The power couple was some of the biggest stars in entertainment. Race had memorized a good collection of Bencie’s music and Jonce’s movies. They were some of the original clone subjects, which explained the outdated reference no one understood.
“I’m sorry, Ms. Bencie, these men are actually guests,” Bartholomew explained.
Race quickly jumped to pardon his friends. “We’re very sorry for any inconvenience we caused you, Bencie. We’ll gladly pay for any damage we caused to your transport.”
The woman looked at Race, but her disinterest quickly turned to surprise. “Race Allard?”
“Yes, ma’am,” Race took to his military formalities, a smile jumping on his face to be recognized by one of his favorite stars.
“Oh my goodness,” Jonce said, removing his shades to share in his spouse’s surprise. “The Republic’s Hero.”
It was the first time Race didn’t cringe at the title. “You know me?”
“Who doesn’t?” Jonce admired him, acting as if it was common knowledge.
“Were you the one that slid on the hood of our car?” Bencie clasped her hands in prayer.
“Yes!” Zain answered before Race could correct her.
Race gazed at him callously, Zain responded with an apologetic shrug.
“Oh my gosh,” she said, grabbing her chest. “Honey, if he left a scratch, we’ll have to have it framed.”
“I don’t think that’s necessary, ma’am,” Race chuckled nervously, rubbing the back of his neck.
“Jonce, get the holo, we need a picture with Race,” Bencie directed him. “You don’t mind, Bartholomew?
“If Mr. Allard is okay with it, I can disable the security protocols here in the lobby for a bit.”
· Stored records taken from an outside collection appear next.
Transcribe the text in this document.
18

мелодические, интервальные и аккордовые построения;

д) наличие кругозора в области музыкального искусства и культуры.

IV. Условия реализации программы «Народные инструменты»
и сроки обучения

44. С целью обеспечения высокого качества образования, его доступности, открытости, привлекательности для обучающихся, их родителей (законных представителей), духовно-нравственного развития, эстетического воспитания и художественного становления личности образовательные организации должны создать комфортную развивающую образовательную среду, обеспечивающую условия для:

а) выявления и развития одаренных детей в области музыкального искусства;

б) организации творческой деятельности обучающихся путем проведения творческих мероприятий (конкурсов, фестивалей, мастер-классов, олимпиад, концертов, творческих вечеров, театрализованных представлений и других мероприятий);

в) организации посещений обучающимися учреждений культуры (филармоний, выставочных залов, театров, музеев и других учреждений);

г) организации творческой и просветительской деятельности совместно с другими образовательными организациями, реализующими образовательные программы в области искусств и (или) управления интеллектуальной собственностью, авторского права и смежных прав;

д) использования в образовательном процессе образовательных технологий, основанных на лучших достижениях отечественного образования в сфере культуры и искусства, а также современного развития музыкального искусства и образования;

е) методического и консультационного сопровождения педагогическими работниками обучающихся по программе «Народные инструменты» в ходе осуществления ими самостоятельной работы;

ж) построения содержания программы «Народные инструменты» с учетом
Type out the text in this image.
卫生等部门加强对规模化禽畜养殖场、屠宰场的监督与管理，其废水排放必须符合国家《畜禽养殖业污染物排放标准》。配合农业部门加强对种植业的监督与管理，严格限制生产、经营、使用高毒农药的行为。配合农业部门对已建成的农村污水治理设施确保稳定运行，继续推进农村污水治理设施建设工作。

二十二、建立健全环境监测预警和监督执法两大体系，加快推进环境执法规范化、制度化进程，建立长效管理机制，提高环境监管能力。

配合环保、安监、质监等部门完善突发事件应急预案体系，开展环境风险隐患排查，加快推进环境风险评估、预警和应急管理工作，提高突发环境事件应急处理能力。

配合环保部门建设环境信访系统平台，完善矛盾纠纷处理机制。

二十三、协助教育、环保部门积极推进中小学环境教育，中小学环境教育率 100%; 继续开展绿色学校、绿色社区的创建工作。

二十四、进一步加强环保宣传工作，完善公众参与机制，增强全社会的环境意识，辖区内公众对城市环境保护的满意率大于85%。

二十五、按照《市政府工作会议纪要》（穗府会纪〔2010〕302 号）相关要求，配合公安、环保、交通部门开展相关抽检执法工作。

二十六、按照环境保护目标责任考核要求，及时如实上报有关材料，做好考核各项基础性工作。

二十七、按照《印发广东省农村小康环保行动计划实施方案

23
“Hell, yes!” Race answered quickly. “If I get a copy.”
“Of course,” the woman said, falling back to look for her husband.
“Done,” the concierge said, tapping the inside of his wrist. Race noted the slimmer version of his biosensor, unnoticeable when not in use. Race would have loved to get his hand on a piece of tech like that. Bartholomew turned back to the group to finish his orientation. “Gilly will take your luggage to your room. Is there anything else I can get you?”
“Food,” Konway suggested.
“Yes,” Zain agreed. “Where’d the military set us up at, Bart? We have a bet going on, please say basement.”
“We’ve reserved one of the penthouses for you,” Bartholomew stated.
Konway whistled in surprise.
“The military is putting us up in a penthouse?” Race was flustered with disbelief.
“Utopia is splitting the cost of your visit with Rikki-T, in support of the great Hero of the Republic,” Bartholomew explained. “No cost to the military.”
“How nice,” Konway said.
“Hogwash,” interrupted Bencie. “We’ll cover the other half. I’m sure the other guests will want to go in as well.”
“Your generosity knows no bounds,” Bartholomew bowed. “I will update the records.”
“We have got to take him with us more often,” Zain whispered to Konway.
“As a matter of fact, Race, if you ever need a place to stay, we’ve got residences in almost every corner of every planet. They’re yours whenever you need them.”
Race felt a tingle in the back of his head, his powers telling him that a time would come when he might need to take her up on that offer. “Thank you, Ms. Bencie, I’ll try not to abuse it.”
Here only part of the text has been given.